Let us not forget that in relation to Belene the man who was for many years President of the Bulgarian Atomic Energy Commission Dr. George Katsiev gave an interview in Brussels in which he appealed to the Commission not to approve the project on the grounds of high risk, an appeal which was not heeded. Let us not forget either that two months ago the French energy colossus SUEZ withdrew from financing the Belene project.

In response to these developments the Mediterranean Antinuclear Watch:

1. Notes that the Greek government is obliged, on the basis of the existing international Espoo Convention, which has been signed by Greece and Bulgaria, to demand all the data on the Belene project and to do precisely what is prescribed and imposed by this Convention.

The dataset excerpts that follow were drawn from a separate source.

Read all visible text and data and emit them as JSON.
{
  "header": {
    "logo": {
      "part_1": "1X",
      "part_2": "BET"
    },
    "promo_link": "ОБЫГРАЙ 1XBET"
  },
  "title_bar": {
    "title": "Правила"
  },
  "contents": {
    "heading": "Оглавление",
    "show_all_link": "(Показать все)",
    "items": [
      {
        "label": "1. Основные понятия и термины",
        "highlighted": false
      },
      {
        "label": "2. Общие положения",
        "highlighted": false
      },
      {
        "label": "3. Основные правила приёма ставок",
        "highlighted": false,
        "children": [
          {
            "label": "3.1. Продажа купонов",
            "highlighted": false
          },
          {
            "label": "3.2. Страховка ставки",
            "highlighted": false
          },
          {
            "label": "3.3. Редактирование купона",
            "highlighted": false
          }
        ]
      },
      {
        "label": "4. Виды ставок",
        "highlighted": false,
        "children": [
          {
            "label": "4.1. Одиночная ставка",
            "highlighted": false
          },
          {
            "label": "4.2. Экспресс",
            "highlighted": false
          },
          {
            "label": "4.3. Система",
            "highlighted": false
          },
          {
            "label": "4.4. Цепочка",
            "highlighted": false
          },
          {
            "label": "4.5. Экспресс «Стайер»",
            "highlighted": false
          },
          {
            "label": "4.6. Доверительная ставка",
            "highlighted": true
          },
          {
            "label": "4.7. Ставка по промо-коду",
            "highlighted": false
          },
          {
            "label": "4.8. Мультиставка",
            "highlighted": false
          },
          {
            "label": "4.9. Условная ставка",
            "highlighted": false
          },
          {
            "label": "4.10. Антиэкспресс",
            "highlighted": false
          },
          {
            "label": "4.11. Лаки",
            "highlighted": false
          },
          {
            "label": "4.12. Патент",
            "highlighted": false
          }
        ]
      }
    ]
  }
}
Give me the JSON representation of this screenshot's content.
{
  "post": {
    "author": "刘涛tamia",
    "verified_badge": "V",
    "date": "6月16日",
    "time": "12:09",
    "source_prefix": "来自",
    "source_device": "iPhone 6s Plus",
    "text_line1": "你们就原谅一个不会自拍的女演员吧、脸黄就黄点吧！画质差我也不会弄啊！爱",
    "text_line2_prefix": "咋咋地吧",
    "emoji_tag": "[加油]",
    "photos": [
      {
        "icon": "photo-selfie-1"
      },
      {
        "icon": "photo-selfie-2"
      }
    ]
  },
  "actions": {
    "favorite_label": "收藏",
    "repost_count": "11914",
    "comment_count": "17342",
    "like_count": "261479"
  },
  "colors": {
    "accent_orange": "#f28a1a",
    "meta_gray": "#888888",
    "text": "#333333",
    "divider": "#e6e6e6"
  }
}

2. Emphasizes the need for rejection of any possible notion of the Greek Public Power Company and/or other relevant bodies being involved in financing this dangerous project. The statement by the Minister for Development on Thursday 23rd April that the subject has not been officially raised by Bulgarian but that the government will take a position if the matter should come up for discussion, is revealing.

3. We ask the \Greek government to give an undertaking that it will not import electricity produced by nuclear reactors and will take political initiatives to prevent the installation of new nuclear power stations in our region.